Serangan 21 April yang diklaim ISIS menewaskan lebih dari 250 orang meskipun Badan Intelijen India berulangkali telah memperingatkan pihak berwenang Sri Lanka bahwa ada komplotan yang sedang merencanakan serangan.
Komisi Pemilihan Parlemen, yang dipimpin sekutu rival Perdana Menteri Sirisena, Ranil Wickremesinghe, sedang mendalami serangan guna mengindentifikasi kemungkinan penyimpangan yang membuat militan garis keras menargetkan sejumlah hotel dan gereja.

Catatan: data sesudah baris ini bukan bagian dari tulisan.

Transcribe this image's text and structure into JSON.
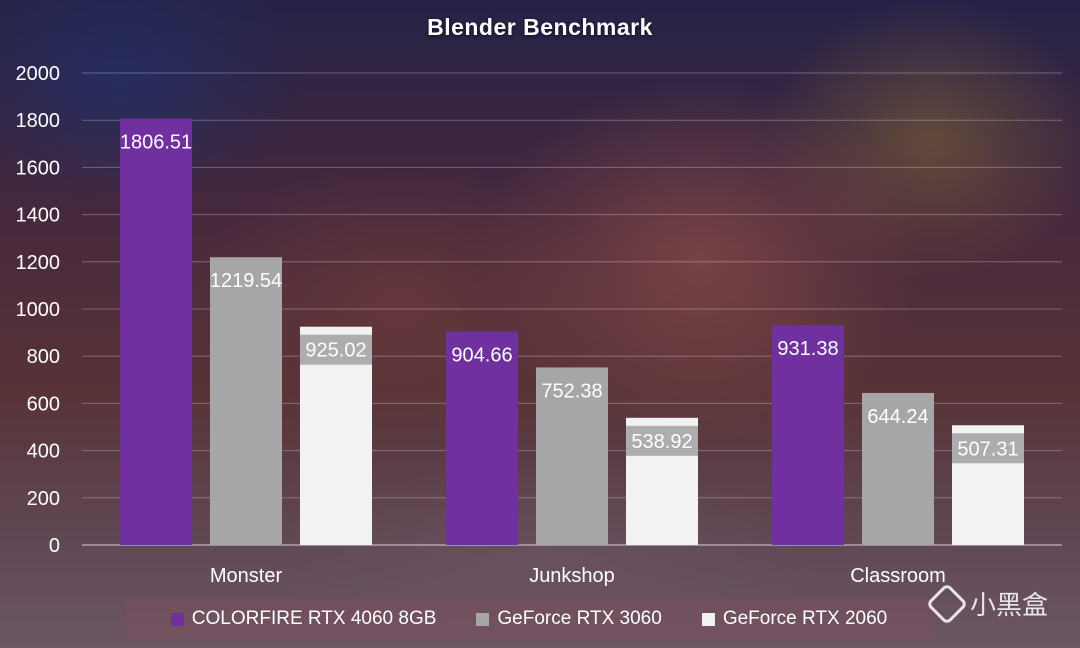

Pada Kamis (7/6), Inspektur Jenderal Kepolisian Pujith Jayasundara di hadapan parlemen mengatakan Sirisena memintanya bertanggung jawab atas serentetan pengeboman. Dia pun diminta mundur.
Namun, Jayasundara menolak meninggalkan jabatannya meskipun dijanjikan jabatan diplomatik sebagai imbalan.

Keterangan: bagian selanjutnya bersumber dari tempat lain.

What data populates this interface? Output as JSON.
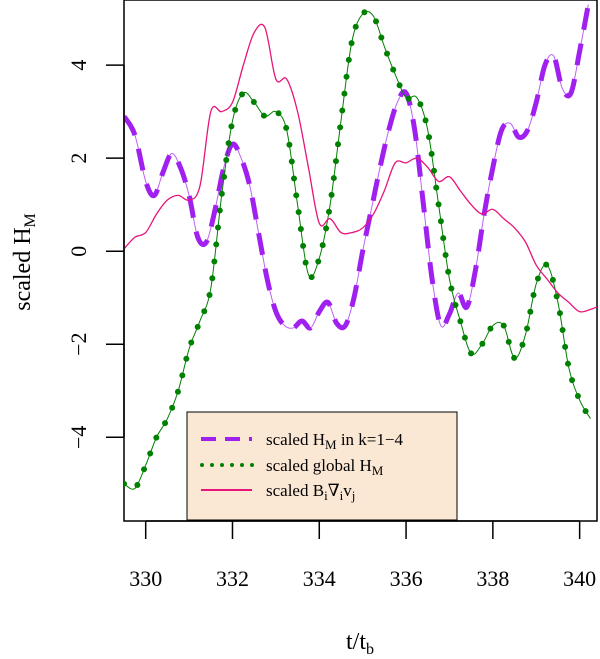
{
  "chart_data": {
    "type": "line",
    "xlabel": "t/t_b",
    "ylabel": "scaled H_M",
    "xlim": [
      329.5,
      340.4
    ],
    "ylim": [
      -5.8,
      5.4
    ],
    "xticks": [
      330,
      332,
      334,
      336,
      338,
      340
    ],
    "yticks": [
      -4,
      -2,
      0,
      2,
      4
    ],
    "xtick_labels": [
      "330",
      "332",
      "334",
      "336",
      "338",
      "340"
    ],
    "ytick_labels": [
      "−4",
      "−2",
      "0",
      "2",
      "4"
    ],
    "legend_position": "bottom-left",
    "legend_bg": "#fbe8d4",
    "series": [
      {
        "name": "scaled H_M in k=1−4",
        "color": "#a020f0",
        "style": "dashed",
        "x": [
          329.5,
          329.75,
          330.0,
          330.2,
          330.4,
          330.6,
          330.8,
          331.0,
          331.2,
          331.4,
          331.6,
          331.8,
          332.0,
          332.2,
          332.4,
          332.6,
          332.8,
          333.0,
          333.2,
          333.4,
          333.6,
          333.8,
          334.0,
          334.2,
          334.4,
          334.6,
          334.8,
          335.0,
          335.2,
          335.4,
          335.6,
          335.8,
          336.0,
          336.2,
          336.4,
          336.6,
          336.8,
          337.0,
          337.2,
          337.4,
          337.6,
          337.8,
          338.0,
          338.2,
          338.4,
          338.6,
          338.8,
          339.0,
          339.2,
          339.4,
          339.6,
          339.8,
          340.0,
          340.2
        ],
        "y": [
          2.9,
          2.5,
          1.5,
          1.2,
          1.7,
          2.1,
          1.8,
          1.2,
          0.3,
          0.2,
          0.9,
          1.8,
          2.3,
          2.0,
          1.4,
          0.4,
          -0.6,
          -1.3,
          -1.6,
          -1.65,
          -1.5,
          -1.65,
          -1.3,
          -1.1,
          -1.55,
          -1.6,
          -1.0,
          0.0,
          0.9,
          1.8,
          2.6,
          3.2,
          3.4,
          2.6,
          1.0,
          -0.6,
          -1.6,
          -1.35,
          -0.9,
          -1.2,
          -0.4,
          0.8,
          1.8,
          2.6,
          2.75,
          2.45,
          2.6,
          3.2,
          4.0,
          4.2,
          3.5,
          3.4,
          4.3,
          5.3
        ]
      },
      {
        "name": "scaled global H_M",
        "color": "#008000",
        "style": "dotted",
        "x": [
          329.5,
          329.75,
          330.0,
          330.25,
          330.5,
          330.75,
          331.0,
          331.25,
          331.5,
          331.75,
          332.0,
          332.25,
          332.5,
          332.75,
          333.0,
          333.25,
          333.5,
          333.75,
          334.0,
          334.25,
          334.5,
          334.75,
          335.0,
          335.25,
          335.5,
          335.75,
          336.0,
          336.25,
          336.5,
          336.75,
          337.0,
          337.25,
          337.5,
          337.75,
          338.0,
          338.25,
          338.5,
          338.75,
          339.0,
          339.25,
          339.5,
          339.75,
          340.0,
          340.25
        ],
        "y": [
          -5.0,
          -5.1,
          -4.6,
          -4.0,
          -3.6,
          -3.0,
          -2.1,
          -1.5,
          -0.8,
          1.2,
          2.8,
          3.4,
          3.2,
          2.9,
          3.0,
          2.6,
          1.0,
          -0.5,
          -0.15,
          1.0,
          2.8,
          4.5,
          5.1,
          5.05,
          4.4,
          3.8,
          3.3,
          3.3,
          2.6,
          1.0,
          -0.6,
          -1.5,
          -2.2,
          -2.0,
          -1.6,
          -1.6,
          -2.3,
          -1.8,
          -0.7,
          -0.3,
          -1.1,
          -2.5,
          -3.2,
          -3.6
        ]
      },
      {
        "name": "scaled B_i∇_i v_j",
        "color": "#e8147a",
        "style": "solid",
        "x": [
          329.5,
          329.75,
          330.0,
          330.25,
          330.5,
          330.75,
          331.0,
          331.25,
          331.5,
          331.75,
          332.0,
          332.25,
          332.5,
          332.75,
          333.0,
          333.25,
          333.5,
          333.75,
          334.0,
          334.25,
          334.5,
          334.75,
          335.0,
          335.25,
          335.5,
          335.75,
          336.0,
          336.25,
          336.5,
          336.75,
          337.0,
          337.25,
          337.5,
          337.75,
          338.0,
          338.25,
          338.5,
          338.75,
          339.0,
          339.25,
          339.5,
          339.75,
          340.0,
          340.25,
          340.4
        ],
        "y": [
          0.05,
          0.3,
          0.4,
          0.8,
          1.1,
          1.2,
          1.1,
          1.4,
          3.0,
          3.0,
          3.2,
          4.0,
          4.7,
          4.8,
          3.7,
          3.7,
          3.0,
          1.8,
          0.6,
          0.7,
          0.4,
          0.4,
          0.5,
          0.8,
          1.3,
          1.9,
          1.9,
          2.0,
          1.8,
          1.5,
          1.6,
          1.3,
          1.0,
          0.8,
          0.9,
          0.7,
          0.5,
          0.2,
          -0.3,
          -0.6,
          -0.9,
          -1.1,
          -1.3,
          -1.25,
          -1.2
        ]
      }
    ]
  },
  "text": {
    "xlabel_main": "t/t",
    "xlabel_sub": "b",
    "ylabel_main": "scaled H",
    "ylabel_sub": "M",
    "legend": [
      {
        "main": "scaled H",
        "sub": "M",
        "tail": " in k=1−4"
      },
      {
        "main": "scaled global H",
        "sub": "M",
        "tail": ""
      },
      {
        "main": "scaled B",
        "sub": "i",
        "main2": "∇",
        "sub2": "i",
        "main3": "v",
        "sub3": "j"
      }
    ]
  }
}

Mantan menteri pertahanan Sri Lanka, Hemasiri Fernando juga memberikan kesaksian pada Kamis, dengan mengatakan presiden menginstruksikan agar Wickremesinghe didepak dari pertemuan dewan keamanan.
Sirisena belum membahas tuduhan tersebut secara terbuka. Juru bicara pun tidak menanggapi permintaan untuk diminta berkomentar tentang mereka.
Pada Jumat, Sirisena mengatakan kepada pejabat kepolisian bahwa dia menentang penyelidikan tersebut.
"Saya tidak menerima komisi pemilihan dan saya tidak akan mengirim anak buah saya untuk komisi tersebut," kata dia sebelum menggelar rapat darurat kabinet pada Jumat malam.